Dava konusu kararların müdahalede bulunduğu özel hayata saygı hakkının AİHS’in 15. maddesinin ikinci fıkrası ile Anayasa’nın 15. maddesinin ikinci fıkrasında yer verilen ve olağanüstü hâllerde dahi AİHS ve Anayasa’da öngörülen güvencelere aykırı tedbirler alınamayacağı belirtilen haklardan olmadığı açıktır.

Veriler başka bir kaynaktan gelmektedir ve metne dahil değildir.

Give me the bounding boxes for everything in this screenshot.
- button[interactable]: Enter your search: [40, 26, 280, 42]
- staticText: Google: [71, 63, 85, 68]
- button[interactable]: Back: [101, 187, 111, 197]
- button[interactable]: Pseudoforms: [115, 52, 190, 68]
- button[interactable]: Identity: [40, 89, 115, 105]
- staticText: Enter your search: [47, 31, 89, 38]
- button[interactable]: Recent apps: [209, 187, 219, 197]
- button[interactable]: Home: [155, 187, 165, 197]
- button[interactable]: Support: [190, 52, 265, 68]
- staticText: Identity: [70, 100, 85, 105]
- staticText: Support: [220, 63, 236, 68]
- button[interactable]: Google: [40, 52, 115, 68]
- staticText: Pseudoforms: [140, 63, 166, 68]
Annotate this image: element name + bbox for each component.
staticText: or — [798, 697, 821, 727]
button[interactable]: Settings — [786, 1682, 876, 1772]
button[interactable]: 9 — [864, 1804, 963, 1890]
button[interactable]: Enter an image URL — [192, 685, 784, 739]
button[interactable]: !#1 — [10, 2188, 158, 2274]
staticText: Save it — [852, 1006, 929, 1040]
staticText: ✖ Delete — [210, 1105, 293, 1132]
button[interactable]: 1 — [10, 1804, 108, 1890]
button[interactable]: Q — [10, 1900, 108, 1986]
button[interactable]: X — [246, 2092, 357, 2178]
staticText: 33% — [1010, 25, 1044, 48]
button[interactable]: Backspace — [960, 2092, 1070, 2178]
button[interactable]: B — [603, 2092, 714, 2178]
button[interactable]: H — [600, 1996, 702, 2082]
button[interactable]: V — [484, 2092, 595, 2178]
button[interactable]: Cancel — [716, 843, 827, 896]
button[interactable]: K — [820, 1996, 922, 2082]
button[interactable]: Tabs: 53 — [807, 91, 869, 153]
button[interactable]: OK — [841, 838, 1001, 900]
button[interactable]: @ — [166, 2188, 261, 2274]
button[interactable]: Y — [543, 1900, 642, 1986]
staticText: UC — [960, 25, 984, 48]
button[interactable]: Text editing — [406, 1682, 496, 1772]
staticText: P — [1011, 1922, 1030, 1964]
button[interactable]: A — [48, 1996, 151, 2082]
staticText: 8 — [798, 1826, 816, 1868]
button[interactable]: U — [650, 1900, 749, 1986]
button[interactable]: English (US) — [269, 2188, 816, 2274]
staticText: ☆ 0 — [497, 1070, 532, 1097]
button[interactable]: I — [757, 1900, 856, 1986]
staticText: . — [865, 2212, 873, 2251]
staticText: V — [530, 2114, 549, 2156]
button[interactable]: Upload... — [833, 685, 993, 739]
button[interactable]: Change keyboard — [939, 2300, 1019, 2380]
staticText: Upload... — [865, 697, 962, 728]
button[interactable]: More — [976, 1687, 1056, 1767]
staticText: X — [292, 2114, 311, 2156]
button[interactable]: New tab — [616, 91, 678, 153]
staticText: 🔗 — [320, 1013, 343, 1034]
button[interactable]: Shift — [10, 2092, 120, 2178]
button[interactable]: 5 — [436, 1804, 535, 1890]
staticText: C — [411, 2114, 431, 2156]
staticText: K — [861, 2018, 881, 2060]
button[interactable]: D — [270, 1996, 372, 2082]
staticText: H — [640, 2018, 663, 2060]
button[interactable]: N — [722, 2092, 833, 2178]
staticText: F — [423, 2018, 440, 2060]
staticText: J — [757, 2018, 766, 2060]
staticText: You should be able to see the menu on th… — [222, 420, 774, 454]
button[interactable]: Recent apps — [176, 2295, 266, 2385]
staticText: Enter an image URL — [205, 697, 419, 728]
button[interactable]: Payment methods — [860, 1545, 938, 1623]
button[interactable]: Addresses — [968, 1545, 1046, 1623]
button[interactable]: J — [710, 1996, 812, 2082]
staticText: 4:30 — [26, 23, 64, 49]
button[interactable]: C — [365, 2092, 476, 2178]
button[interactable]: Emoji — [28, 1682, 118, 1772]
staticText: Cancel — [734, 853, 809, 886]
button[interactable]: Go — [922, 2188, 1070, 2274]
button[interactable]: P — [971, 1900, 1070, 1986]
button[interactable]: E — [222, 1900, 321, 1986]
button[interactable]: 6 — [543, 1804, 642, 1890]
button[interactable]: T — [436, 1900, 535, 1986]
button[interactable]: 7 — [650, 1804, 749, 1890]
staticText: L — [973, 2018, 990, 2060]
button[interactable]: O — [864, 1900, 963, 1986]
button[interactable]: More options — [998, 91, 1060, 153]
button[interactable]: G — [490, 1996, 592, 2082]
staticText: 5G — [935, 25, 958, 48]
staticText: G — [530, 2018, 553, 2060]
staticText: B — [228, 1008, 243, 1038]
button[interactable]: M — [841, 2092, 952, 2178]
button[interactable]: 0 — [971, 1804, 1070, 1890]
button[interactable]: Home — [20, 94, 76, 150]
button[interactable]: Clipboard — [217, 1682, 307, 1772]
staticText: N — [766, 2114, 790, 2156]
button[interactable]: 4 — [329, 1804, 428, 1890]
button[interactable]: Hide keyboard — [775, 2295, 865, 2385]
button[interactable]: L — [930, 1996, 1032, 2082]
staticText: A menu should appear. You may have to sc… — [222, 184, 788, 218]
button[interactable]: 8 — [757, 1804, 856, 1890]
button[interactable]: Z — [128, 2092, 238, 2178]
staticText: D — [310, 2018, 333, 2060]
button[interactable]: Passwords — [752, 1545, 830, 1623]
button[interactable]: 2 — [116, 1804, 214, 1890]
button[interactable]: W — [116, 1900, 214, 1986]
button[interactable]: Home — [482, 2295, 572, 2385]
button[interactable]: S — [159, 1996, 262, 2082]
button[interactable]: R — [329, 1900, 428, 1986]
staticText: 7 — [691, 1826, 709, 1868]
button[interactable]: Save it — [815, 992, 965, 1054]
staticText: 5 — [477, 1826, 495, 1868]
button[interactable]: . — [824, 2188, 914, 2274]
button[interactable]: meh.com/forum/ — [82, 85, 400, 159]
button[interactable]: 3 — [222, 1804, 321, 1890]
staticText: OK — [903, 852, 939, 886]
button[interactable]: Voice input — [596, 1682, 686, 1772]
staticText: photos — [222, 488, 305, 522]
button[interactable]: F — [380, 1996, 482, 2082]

Bu durumda, demokratik kurumlara ve demokratik toplum düzeninin bizatihi kendisine karşı yapılan darbe teşebbüsü sonrasında, bahse konu teşebbüsün faili olan FETÖ ile iltisak ve irtibatı olduğu gerekçesiyle hakkında tesis edilen dava konusu kararlar ile yargı mensubu olarak görev yapması nedeniyle üstün kamu gücü ayrıcalığına sahip olan davacının, meslekte kalmasının uygun olmadığına ve meslekten çıkarılmasına karar verilmesi suretiyle özel hayatına saygı hakkına yapılan müdahalenin, AİHS ve Anayasa anlamında durumun gerektirdiği ölçüde bir tedbir olduğu anlaşılmıştır.

7) Sonuç olarak
Dava dosyasında bulunan bilgi ve belgeler ile yukarıda yer verilen açıklamalar bir bütün olarak değerlendirildiğinde; davacının, FETÖ ile iltisak ve irtibatının olduğu ve bu nedenle demokratik anayasal düzene sadakat yükümlülüğünü ihlal ettiği anlaşıldığından dava konusu kararlarda hukuka aykırılık görülmemiştir.

D) KARAR SONUCU:
Açıklanan nedenlerle;
1.Hâkimler ve Savcılar Kurulu Genel Kurulunun … tarih ve … sayılı kararı ile yine aynı Kurulun … tarih ve … sayılı kararının iptali istemi yönünden DAVANIN REDDİNE,
2.Ayrıntısı aşağıda gösterilen toplam … TL yargılama giderinin davacı üzerinde bırakılmasına,
3. Posta gideri avansından varsa artan tutarın kararın kesinleşmesinden sonra davacıya iadesine,
4. Karar tarihinde yürürlükte bulunan Avukatlık Asgari Ücret Tarifesi uyarınca belirlenen … TL vekâlet ücretinin davacıdan alınarak davalı idareye verilmesine,
5. Bu kararın tebliğ tarihini izleyen 30 (otuz) gün içerisinde Danıştay İdari Dava Daireleri Kuruluna temyiz yolu açık olmak üzere, 05/10/2020 tarihinde oybirliğiyle karar verildi.